Bis 1943 waren beide Solothurner Ständeräte immer freisinnig. Bis 1952 hatte die FDP in der Kantonsregierung die absolute Mehrheit. In den 80er-Jahren lag der Wähleranteil noch bei über 40 Prozent. Nun aber ist der Freisinn auch in Solothurn nicht mehr die grosse, staatstragende Partei von früher. Ihr Ständeratskandidat Remo Ankli landete am Sonntag nur auf dem vierten Rang und hat sich aus dem Rennen genommen.
«Wir haben drei Mal mit hervorragenden Kandidaturen versucht, wieder in den Ständerat zu kommen», konstatiert Parteichef Stefan Nünlist.
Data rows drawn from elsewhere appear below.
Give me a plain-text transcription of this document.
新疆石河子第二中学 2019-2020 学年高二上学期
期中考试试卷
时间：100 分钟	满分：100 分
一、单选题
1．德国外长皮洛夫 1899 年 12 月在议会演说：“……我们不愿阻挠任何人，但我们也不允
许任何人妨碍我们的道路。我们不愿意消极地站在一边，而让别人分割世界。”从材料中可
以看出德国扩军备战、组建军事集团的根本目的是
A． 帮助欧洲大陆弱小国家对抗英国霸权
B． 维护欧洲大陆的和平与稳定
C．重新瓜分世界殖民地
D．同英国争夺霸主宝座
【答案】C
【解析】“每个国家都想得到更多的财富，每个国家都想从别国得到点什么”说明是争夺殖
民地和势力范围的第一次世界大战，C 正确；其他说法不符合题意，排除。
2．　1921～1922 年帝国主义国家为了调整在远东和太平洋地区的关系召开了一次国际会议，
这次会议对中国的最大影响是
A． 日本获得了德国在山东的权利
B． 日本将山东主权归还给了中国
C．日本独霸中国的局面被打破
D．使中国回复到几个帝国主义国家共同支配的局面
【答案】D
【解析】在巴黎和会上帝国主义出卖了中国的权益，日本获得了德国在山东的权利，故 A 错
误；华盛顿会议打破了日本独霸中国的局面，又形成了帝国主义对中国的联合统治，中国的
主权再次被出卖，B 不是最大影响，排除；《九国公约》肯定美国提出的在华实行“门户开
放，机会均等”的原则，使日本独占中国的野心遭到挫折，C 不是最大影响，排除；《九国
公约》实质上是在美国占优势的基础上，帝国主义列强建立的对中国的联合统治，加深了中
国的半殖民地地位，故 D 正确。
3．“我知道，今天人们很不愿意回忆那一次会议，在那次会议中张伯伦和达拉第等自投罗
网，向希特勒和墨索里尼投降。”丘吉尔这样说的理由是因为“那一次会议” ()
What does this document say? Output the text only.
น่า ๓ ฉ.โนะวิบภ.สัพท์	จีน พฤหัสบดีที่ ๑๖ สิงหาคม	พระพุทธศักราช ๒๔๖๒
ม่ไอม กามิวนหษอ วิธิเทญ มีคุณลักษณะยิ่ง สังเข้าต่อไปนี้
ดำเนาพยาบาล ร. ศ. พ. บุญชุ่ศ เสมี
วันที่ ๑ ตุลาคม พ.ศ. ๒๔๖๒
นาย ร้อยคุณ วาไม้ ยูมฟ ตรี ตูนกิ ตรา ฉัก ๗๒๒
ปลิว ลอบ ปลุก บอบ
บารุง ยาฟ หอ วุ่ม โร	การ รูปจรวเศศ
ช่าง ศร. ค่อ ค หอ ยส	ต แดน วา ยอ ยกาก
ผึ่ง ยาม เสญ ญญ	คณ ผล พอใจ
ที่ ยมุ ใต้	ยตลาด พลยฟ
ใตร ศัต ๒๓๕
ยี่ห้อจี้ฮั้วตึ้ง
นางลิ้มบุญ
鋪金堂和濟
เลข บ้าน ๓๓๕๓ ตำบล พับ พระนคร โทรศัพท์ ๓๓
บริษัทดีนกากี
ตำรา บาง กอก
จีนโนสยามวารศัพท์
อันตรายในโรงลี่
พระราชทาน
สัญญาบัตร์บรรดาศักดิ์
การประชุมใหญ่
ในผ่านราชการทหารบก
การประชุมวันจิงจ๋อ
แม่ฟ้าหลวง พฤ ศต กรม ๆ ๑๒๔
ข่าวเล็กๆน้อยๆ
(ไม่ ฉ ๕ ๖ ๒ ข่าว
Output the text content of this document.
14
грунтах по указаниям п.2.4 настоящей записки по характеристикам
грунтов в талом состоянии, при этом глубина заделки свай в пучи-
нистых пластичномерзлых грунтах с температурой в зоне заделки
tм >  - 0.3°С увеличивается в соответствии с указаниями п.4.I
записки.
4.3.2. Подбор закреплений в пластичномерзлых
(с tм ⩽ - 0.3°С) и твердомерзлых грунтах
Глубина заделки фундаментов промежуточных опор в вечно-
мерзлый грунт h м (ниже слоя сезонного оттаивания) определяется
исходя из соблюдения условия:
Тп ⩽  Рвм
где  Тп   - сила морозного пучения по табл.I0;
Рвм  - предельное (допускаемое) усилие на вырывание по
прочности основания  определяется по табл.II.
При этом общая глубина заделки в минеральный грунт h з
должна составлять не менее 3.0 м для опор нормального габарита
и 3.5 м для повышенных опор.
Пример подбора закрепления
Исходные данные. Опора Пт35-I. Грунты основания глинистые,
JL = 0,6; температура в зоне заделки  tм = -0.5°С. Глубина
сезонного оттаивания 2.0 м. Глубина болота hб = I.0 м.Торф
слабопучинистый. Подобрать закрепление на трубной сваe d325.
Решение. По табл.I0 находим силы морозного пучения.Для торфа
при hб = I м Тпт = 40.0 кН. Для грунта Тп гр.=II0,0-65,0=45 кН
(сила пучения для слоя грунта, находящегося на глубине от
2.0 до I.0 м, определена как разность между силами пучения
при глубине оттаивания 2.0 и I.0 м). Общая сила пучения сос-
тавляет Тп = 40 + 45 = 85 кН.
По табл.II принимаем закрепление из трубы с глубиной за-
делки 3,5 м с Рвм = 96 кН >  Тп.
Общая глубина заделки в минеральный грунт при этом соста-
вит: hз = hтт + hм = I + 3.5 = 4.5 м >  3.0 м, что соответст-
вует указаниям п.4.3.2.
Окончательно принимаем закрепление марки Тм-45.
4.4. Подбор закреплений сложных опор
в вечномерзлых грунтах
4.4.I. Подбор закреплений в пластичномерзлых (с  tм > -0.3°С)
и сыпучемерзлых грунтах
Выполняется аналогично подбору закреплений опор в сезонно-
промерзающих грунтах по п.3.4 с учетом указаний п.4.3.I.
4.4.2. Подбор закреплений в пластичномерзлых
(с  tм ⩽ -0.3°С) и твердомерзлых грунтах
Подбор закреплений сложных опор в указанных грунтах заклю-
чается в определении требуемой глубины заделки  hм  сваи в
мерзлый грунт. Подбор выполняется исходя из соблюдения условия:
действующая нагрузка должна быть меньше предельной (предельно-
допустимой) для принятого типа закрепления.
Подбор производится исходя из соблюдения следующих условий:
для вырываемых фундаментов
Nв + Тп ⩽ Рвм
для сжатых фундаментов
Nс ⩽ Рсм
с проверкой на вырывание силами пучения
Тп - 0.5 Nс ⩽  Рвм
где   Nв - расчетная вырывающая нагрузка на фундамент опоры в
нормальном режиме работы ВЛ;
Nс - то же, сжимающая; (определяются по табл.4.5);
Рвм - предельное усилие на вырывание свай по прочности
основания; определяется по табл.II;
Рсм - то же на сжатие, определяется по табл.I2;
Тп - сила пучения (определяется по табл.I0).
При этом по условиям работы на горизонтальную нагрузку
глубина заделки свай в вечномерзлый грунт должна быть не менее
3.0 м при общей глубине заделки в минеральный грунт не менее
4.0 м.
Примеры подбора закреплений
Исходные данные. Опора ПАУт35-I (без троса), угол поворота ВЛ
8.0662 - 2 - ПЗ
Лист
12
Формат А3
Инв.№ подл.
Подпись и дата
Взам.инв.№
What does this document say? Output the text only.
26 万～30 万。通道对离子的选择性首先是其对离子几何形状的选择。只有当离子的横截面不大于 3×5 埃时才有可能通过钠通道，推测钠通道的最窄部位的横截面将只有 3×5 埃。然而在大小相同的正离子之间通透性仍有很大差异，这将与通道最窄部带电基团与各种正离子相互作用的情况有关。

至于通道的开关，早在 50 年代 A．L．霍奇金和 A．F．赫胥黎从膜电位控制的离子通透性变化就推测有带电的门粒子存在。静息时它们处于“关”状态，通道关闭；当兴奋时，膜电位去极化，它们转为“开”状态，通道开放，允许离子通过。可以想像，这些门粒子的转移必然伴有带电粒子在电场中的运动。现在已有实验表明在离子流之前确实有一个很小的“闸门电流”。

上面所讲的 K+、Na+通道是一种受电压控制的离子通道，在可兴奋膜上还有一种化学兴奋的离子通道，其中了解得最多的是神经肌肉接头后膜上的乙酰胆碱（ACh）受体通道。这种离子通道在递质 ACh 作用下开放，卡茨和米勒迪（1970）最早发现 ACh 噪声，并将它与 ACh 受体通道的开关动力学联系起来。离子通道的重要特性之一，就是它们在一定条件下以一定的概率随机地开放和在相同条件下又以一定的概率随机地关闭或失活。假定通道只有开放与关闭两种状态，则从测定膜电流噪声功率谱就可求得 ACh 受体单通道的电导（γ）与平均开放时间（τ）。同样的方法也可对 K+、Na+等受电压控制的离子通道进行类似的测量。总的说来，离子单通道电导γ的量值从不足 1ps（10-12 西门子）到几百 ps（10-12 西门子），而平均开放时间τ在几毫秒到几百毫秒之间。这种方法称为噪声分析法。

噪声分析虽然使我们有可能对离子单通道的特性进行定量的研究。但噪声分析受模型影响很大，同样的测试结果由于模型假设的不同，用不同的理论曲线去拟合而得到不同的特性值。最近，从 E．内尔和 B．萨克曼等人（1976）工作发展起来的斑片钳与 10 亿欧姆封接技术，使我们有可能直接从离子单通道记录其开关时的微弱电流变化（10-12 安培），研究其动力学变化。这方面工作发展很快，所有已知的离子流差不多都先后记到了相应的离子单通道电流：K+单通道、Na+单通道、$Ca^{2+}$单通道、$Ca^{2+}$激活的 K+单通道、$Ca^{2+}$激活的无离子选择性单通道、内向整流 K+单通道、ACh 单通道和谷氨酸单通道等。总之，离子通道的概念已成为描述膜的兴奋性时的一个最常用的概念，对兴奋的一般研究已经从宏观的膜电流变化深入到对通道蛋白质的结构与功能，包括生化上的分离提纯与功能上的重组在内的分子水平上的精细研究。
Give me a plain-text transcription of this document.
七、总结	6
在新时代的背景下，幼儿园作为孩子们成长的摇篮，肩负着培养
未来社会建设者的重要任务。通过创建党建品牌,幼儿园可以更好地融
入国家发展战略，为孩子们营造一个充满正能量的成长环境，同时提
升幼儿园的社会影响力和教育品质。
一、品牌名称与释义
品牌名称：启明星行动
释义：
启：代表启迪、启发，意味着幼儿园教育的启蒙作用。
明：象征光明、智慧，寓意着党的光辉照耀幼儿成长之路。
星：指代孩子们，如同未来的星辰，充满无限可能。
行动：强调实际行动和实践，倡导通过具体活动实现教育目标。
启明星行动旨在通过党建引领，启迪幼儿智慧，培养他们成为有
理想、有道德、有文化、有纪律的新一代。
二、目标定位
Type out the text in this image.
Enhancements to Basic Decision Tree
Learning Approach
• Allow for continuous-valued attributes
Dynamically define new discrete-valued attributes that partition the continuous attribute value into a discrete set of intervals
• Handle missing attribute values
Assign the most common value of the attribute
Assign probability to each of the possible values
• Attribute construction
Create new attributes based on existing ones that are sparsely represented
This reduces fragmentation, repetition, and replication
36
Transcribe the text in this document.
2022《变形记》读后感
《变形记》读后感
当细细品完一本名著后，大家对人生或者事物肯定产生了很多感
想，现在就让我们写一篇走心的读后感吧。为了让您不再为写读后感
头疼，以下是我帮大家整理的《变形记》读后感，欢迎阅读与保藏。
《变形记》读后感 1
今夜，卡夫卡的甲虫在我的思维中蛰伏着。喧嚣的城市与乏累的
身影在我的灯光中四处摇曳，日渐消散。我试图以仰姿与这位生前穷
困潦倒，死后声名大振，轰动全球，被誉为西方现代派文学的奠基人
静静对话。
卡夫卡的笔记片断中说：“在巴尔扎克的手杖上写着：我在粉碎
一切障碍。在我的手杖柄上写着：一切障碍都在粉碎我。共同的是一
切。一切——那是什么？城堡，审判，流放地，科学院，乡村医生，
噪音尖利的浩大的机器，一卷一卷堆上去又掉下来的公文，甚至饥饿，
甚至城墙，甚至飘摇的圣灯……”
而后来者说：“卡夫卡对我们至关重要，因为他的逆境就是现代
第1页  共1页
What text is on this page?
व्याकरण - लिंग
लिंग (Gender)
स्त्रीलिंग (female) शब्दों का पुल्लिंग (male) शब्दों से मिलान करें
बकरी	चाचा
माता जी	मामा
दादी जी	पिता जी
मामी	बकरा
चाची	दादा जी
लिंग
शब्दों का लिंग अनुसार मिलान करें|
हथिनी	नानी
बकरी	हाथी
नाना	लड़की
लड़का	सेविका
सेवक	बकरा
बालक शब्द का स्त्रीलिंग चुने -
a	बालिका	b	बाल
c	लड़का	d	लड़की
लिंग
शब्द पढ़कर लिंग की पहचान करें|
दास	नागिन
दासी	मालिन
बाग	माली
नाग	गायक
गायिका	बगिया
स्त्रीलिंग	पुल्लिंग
Nicht einmal mit dem amtierenden Regierungsrat Ankli ist es gelungen. Nun also springt die Partei über ihren Schatten und unterstützt den SVP-Kandidaten Christian Imark im zweiten Wahlgang. So hat es die Parteiversammlung am Dienstagabend entschieden.
Der letzte FDP-Ständerat war Rolf Büttiker. Der 73-Jährige hat die Glanzzeiten seiner Partei noch miterlebt. Nun meint er: Um die SVP komme man ganz einfach nicht mehr herum. «Dieses Verhältnis wie Katz und Hund zwischen FDP und SVP im Kanton Solothurn muss ein Ende haben», sagt der Doyen. «Es braucht einen Neuanfang in einer konstruktiven Zusammenarbeit.»
Dieses Verhältnis wie Katz und Hund muss ein Ende haben.
Noch vor vier Jahren klang es bei den Freisinnigen ganz anders. Christian Imark sei ein «rechtsnationaler Scharfmacher mit totalitärer Gesinnung», monierte der damalige FDP-Nationalrat Kurt Fluri. Nun unterstützt sie genau diesen Kandidaten offiziell. Ist der Solothurner Freisinn also politisch nach rechts gerückt?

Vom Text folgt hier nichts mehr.